Monday, May 24, 2010

Roots of the Current Mainstream System

The theme of next Monday's walk-and-talk is a look at the roots of the current mainstream system of schooling here in Kingston. For the founding of Kingston Sudbury-model school to be recognized as worthwhile, it's helpful to understand the dynamics that lead the mainstream system to be what it is.

The current system was designed largely to assimilate immigrants, and to prepare farm children for industrial-age jobs. Egerton Ryerson, the founder of the system, was explicit about this. Trying to adapt this system to a time when we value, rather than assimilate, diverse cultures, when we are preparing children for 21st century jobs rather than for industrial-age jobs, is risky.

Adapting old forms to new purposes can work. Witness old warehouses becoming loft apartments. But it wasn't the original manufacturers who found another use for those warehouses - it took a fresh look to see the opportunity. And there also remain today tracts of ill-used warehouses, unable to be renovated because of arcane laws. Was our schooling system originally set up to effectively adapt to change?

Egerton Ryerson set up our schooling system so that power was centralized in the hands of one authority, namely Egerton Ryerson. And he, as an ardent missionary and minister, humbly believed that all of his work came under the authority of an all-powerful god. Obedience was a fundamental value, and it was built into the core of the system.

Obedience can be simply a means to an end. When I told a group of scientifically-curious 15-year-olds that they could come near an open tank of liquid nitrogen, but only if they obeyed me fully, they were happy to comply. People are equally willing to obey when it is required to hold a job. But obedience is no longer considered a fundamental value in our culture. Or perhaps I should say in our multiculture. We value navigating and supporting our differences, not forming ourselves to the will of the most powerful.

(I speak only of our civic culture. Many of us, in our religious lives, have been a part of, and continue to be a part of, communities that believe that all authority has divine origin)

One aspect of this shift towards, if I may, democracy, is that in some local mainstream schools, people are being trained to talk through interpersonal conflicts, hearing each other as equals. This includes both students and teachers. This nascent aspect of equality is in contrast to the school system's current structure, still like the original, of following a curriculum imposed from an outside authority.
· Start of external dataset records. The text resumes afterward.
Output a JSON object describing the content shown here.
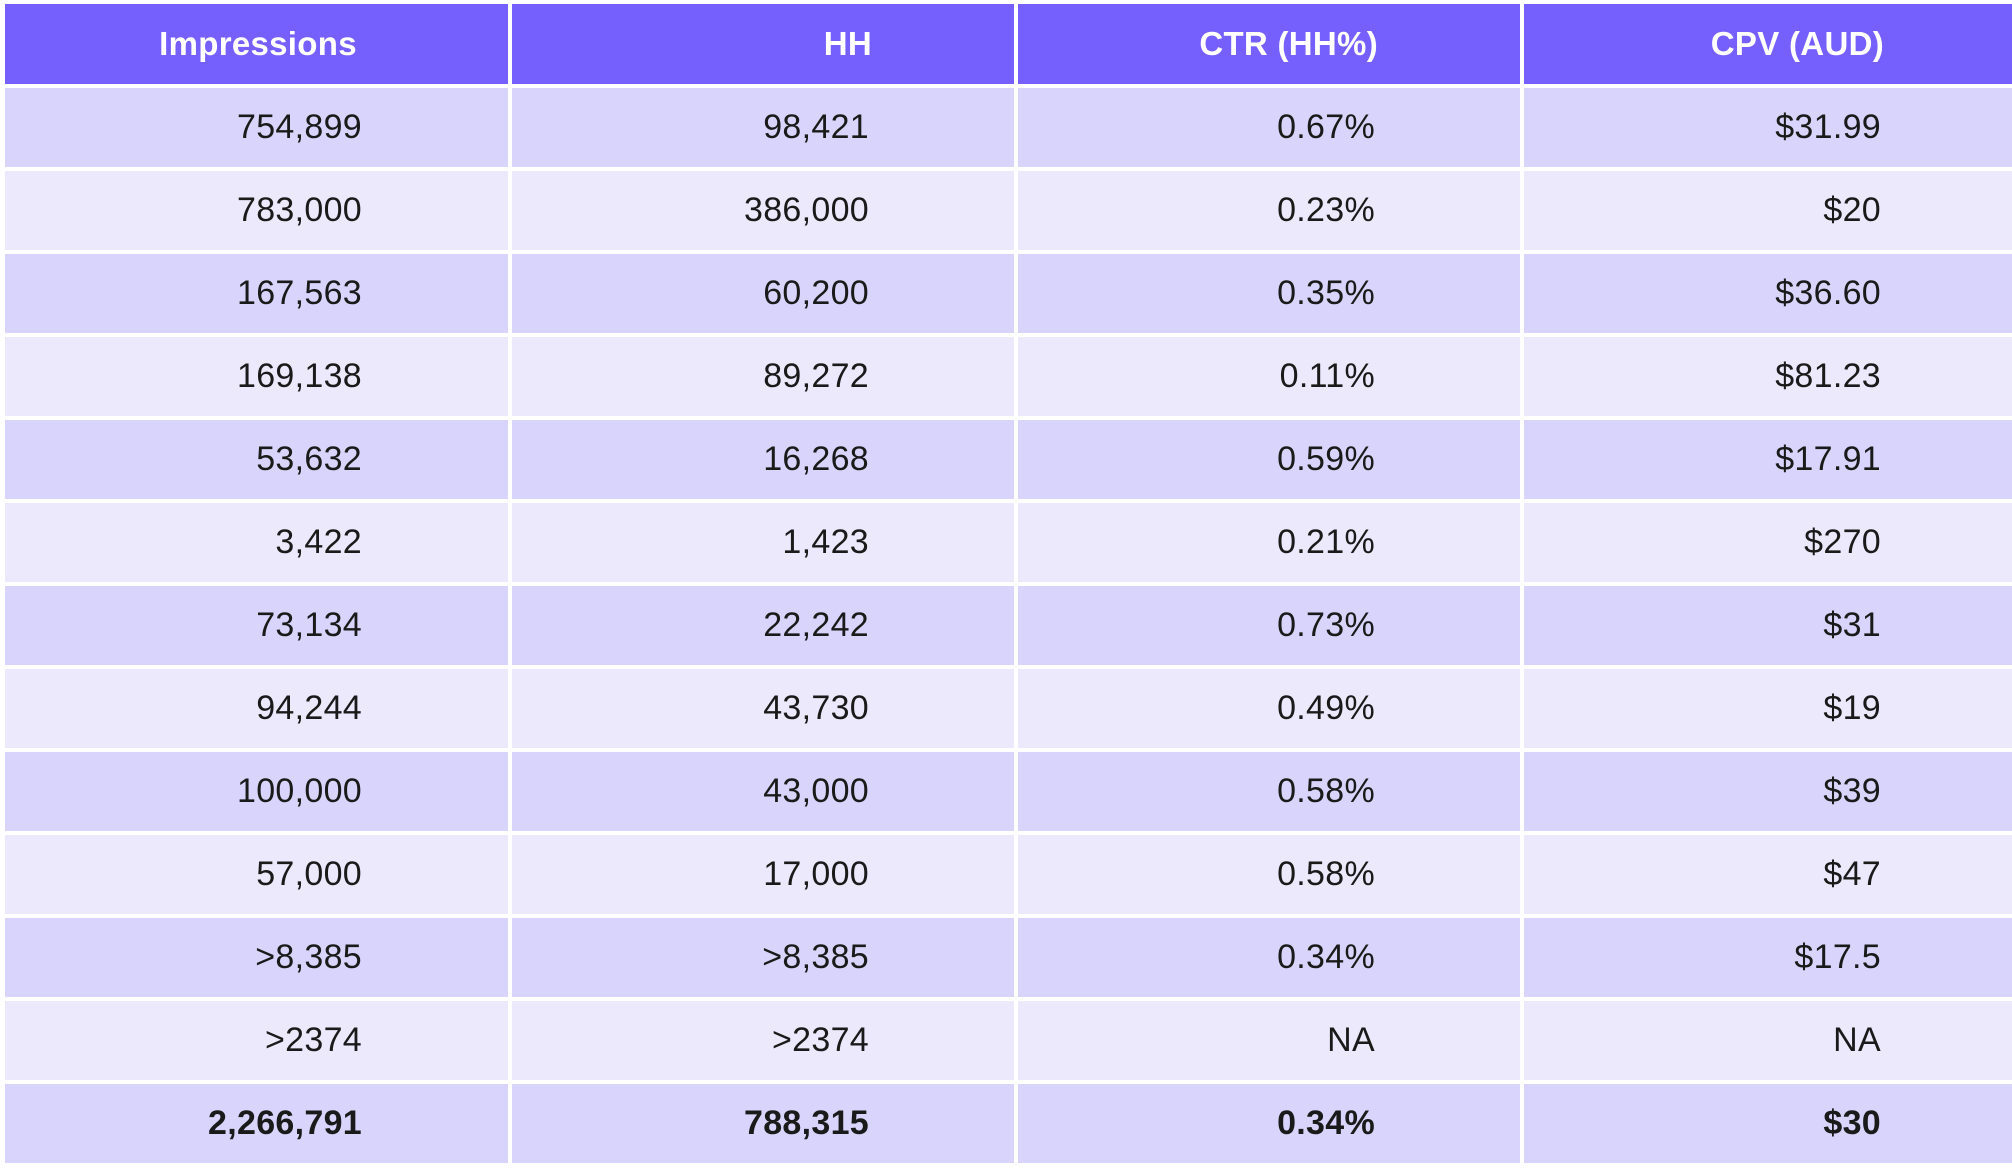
{
  "table": {
    "headers": [
      "Impressions",
      "HH",
      "CTR (HH%)",
      "CPV (AUD)"
    ],
    "rows": [
      [
        "754,899",
        "98,421",
        "0.67%",
        "$31.99"
      ],
      [
        "783,000",
        "386,000",
        "0.23%",
        "$20"
      ],
      [
        "167,563",
        "60,200",
        "0.35%",
        "$36.60"
      ],
      [
        "169,138",
        "89,272",
        "0.11%",
        "$81.23"
      ],
      [
        "53,632",
        "16,268",
        "0.59%",
        "$17.91"
      ],
      [
        "3,422",
        "1,423",
        "0.21%",
        "$270"
      ],
      [
        "73,134",
        "22,242",
        "0.73%",
        "$31"
      ],
      [
        "94,244",
        "43,730",
        "0.49%",
        "$19"
      ],
      [
        "100,000",
        "43,000",
        "0.58%",
        "$39"
      ],
      [
        "57,000",
        "17,000",
        "0.58%",
        "$47"
      ],
      [
        ">8,385",
        ">8,385",
        "0.34%",
        "$17.5"
      ],
      [
        ">2374",
        ">2374",
        "NA",
        "NA"
      ]
    ],
    "total": [
      "2,266,791",
      "788,315",
      "0.34%",
      "$30"
    ]
  },
  "colors": {
    "header_bg": "#7660fd",
    "row_dark": "#d9d4fb",
    "row_light": "#ece9fc",
    "header_text": "#ffffff"
  }
}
Do we have today a system that has improved upon the original? Or have adjustments to the monolith created a patchwork of features that get in each other's way? That's a question for another day. Today's point is that the core features of the original system remain, features that are not only no longer relevant, but are in opposition to today's goals.

Public schools have enough challenges today - funding, politics, adapting to a diverse body of students - that are all the more challenging when trying to make use of an out-of-date structure.

Sudbury-model schools were designed after a fresh look at what was needed. Kingston needs schools designed for the 21st century.